In a sense, the family reunions fit in with a search for roots in the broader Western world. But in this case, the discovered bond is especially compelling. Every family has a dramatic story of flight and/or bare survival from the destruction of Acadia.

Finding these roots is a rediscovery because the direct memory of the Deportation was, for the most part, not handed down among the common people. All that mattered, as with all victims of trauma, was looking ahead, not looking back. Besides, you didn’t want to be spreading stories that might provoke the authorities. Until at least the 1830s, the fear was that they might do it again.

When I learned my own story — at the first Congrès in New Brunswick in 1994 — it was an eye-popper. My direct ancestor, Pierre Surette II, was a leader of the resistance up the Peticodiac River along with the fabled Beausoleil Broussard. It was a four-year guerrilla-type resistance against overwhelming odds. But the time gained would permit at least some to stay in Nova Scotia. Amid the vagaries of fortune, it’s one of the reasons I’m here myself. (My mother’s people, from Pubnico, were deported to Massachusetts and came back.)

The resistance ended when Quebec fell in 1759 and their supplies were cut off. Broussard and 190 partisans surrendered at Fort Cumberland on November 16, 1759. Pierre II, with 700 followers, surrendered on November 18. They were placed in captivity on Georges Island in Halifax Harbour, where they were kept for several years. (There’s a crisp account of all this in a recent book, Georges Island: The Keep of Halifax Harbour, by Dianne Marshall, in a chapter entitled “Acadian Prison Camp.”)

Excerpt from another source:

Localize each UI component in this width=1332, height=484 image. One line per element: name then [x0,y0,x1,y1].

Broussard eventually took his family to the West Indies and on to Louisiana. Pierre II (whose son Pierre III was my grandfather’s grandfather), perhaps ailing or perhaps just determined to remain in his beloved land regardless of whatever humiliating oath he had to sign, stayed put. His extended family lived for a few years between Chezzetcook and Eastern Passage on Nova Scotiaâe(TM)s Eastern Shore. In 1767, they were assigned land, although without title for decades, in what is now Argyle municipality in the southwest of the province. He and his sons are the originators of the Surette name in Nova Scotia; and a Pottier, a Babin and a Bourque, married to his three daughters, are the originators of all those names in Yarmouth County.

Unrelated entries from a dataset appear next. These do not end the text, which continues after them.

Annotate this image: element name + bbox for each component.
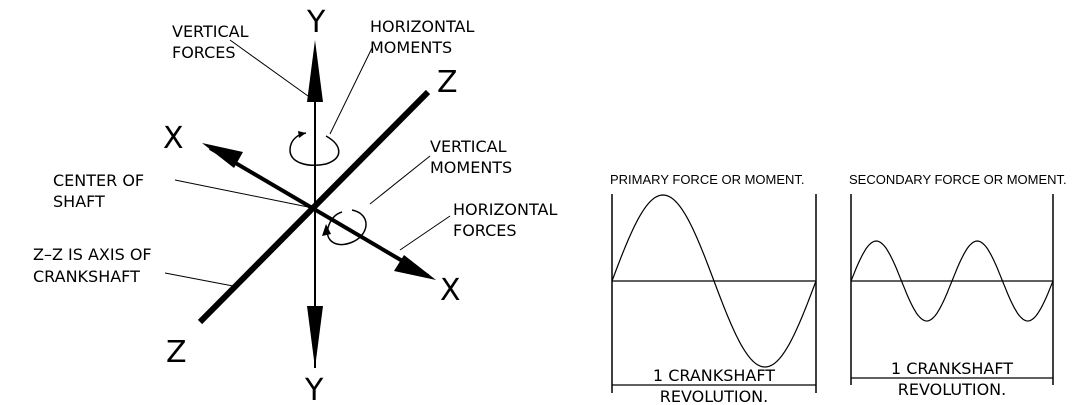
vertical-moments-callout: VERTICAL MOMENTS (369, 137, 512, 205)
center-of-shaft-label-line2: SHAFT (53, 192, 105, 211)
horizontal-forces-label-line1: HORIZONTAL (453, 200, 557, 219)
secondary-plot: SECONDARY FORCE OR MOMENT. 1 CRANKSHAFT … (849, 172, 1067, 399)
axes-diagram: Y Y Z Z X X VERTICAL FORCES HORIZONTAL M… (33, 5, 557, 405)
y-axis-arrow-up (307, 40, 323, 102)
horizontal-moments-callout: HORIZONTAL MOMENTS (329, 17, 474, 135)
vertical-forces-leader (229, 39, 309, 97)
primary-plot-revolution-label-line1: 1 CRANKSHAFT (653, 366, 775, 385)
horizontal-moments-arrowhead (298, 131, 306, 138)
crankshaft-axis-leader (164, 272, 234, 287)
vertical-moments-leader (369, 155, 431, 205)
x-left-label: X (163, 121, 184, 156)
secondary-plot-title: SECONDARY FORCE OR MOMENT. (849, 172, 1067, 187)
vertical-moments-rotation-icon (326, 209, 367, 246)
x-axis-arrow-left (202, 143, 243, 168)
primary-plot-title: PRIMARY FORCE OR MOMENT. (610, 172, 805, 187)
vertical-forces-label-line1: VERTICAL (172, 22, 249, 41)
x-axis-line (208, 146, 430, 278)
horizontal-moments-label-line1: HORIZONTAL (370, 17, 474, 36)
secondary-plot-sine-wave (850, 240, 1054, 322)
secondary-plot-revolution-label-line1: 1 CRANKSHAFT (891, 359, 1013, 378)
primary-plot: PRIMARY FORCE OR MOMENT. 1 CRANKSHAFT RE… (610, 172, 817, 405)
crankshaft-axis-label-line2: CRANKSHAFT (33, 267, 140, 286)
vertical-forces-callout: VERTICAL FORCES (172, 22, 309, 97)
crankshaft-axis-callout: Z–Z IS AXIS OF CRANKSHAFT (33, 245, 234, 287)
z-bottom-label: Z (166, 335, 187, 370)
vertical-moments-label-line2: MOMENTS (430, 158, 512, 177)
center-of-shaft-callout: CENTER OF SHAFT (53, 171, 314, 211)
x-right-label: X (440, 273, 461, 308)
horizontal-moments-rotation-icon (289, 132, 340, 166)
vertical-moments-arrowhead (322, 224, 331, 236)
horizontal-forces-leader (399, 215, 451, 251)
center-of-shaft-leader (174, 179, 314, 209)
horizontal-forces-label-line2: FORCES (453, 221, 517, 240)
y-axis-arrow-down (307, 306, 323, 368)
center-of-shaft-label-line1: CENTER OF (53, 171, 144, 190)
secondary-plot-revolution-label-line2: REVOLUTION. (898, 380, 1006, 399)
vertical-forces-label-line2: FORCES (172, 43, 236, 62)
horizontal-moments-label-line2: MOMENTS (370, 38, 452, 57)
primary-plot-revolution-label-line2: REVOLUTION. (660, 387, 768, 405)
z-top-label: Z (437, 65, 458, 100)
y-top-label: Y (306, 5, 326, 40)
y-bottom-label: Y (304, 373, 324, 405)
horizontal-forces-callout: HORIZONTAL FORCES (399, 200, 557, 251)
primary-plot-sine-wave (611, 194, 817, 368)
horizontal-moments-leader (329, 47, 373, 135)
vertical-moments-label-line1: VERTICAL (430, 137, 507, 156)
crankshaft-axis-label-line1: Z–Z IS AXIS OF (33, 245, 152, 264)
x-axis-arrow-right (394, 255, 436, 280)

Throughout all this, the British government, increasingly annoyed with its governors in Nova Scotia, kept urging moderation. To no avail. By now, the consequences of their actions had made them paranoid. Jonathan Belcher (who, according to Marshall, had fantasies about the prisoners escaping Georges Island and strangling him in his bed) succeeded Charles Lawrence, who had authorized the Deportation, but was removed after he defied London and shipped five boatloads of Acadians, presumably including my ancestors, to Boston — where the shipment was refused and they had to return to Halifax. But his successor, Montague Wilmot, being ordered to let the remaining Acadians stay, had one more little trick to play. They would stay, but he would disperse them in little groups as far as possible from each other.

That has been the reality since: small groups, mostly out of touch with each other — many having disappeared as Acadian-speaking villages, and still gradually disappearing. The spirit of the Congrès, however, is to connect what remains, and in rather grand fashion. The lethal work of Charles Lawrence can’t be undone, but by connecting the dispersed, perhaps, at least, the curse of Governor Wilmot can be put to rest.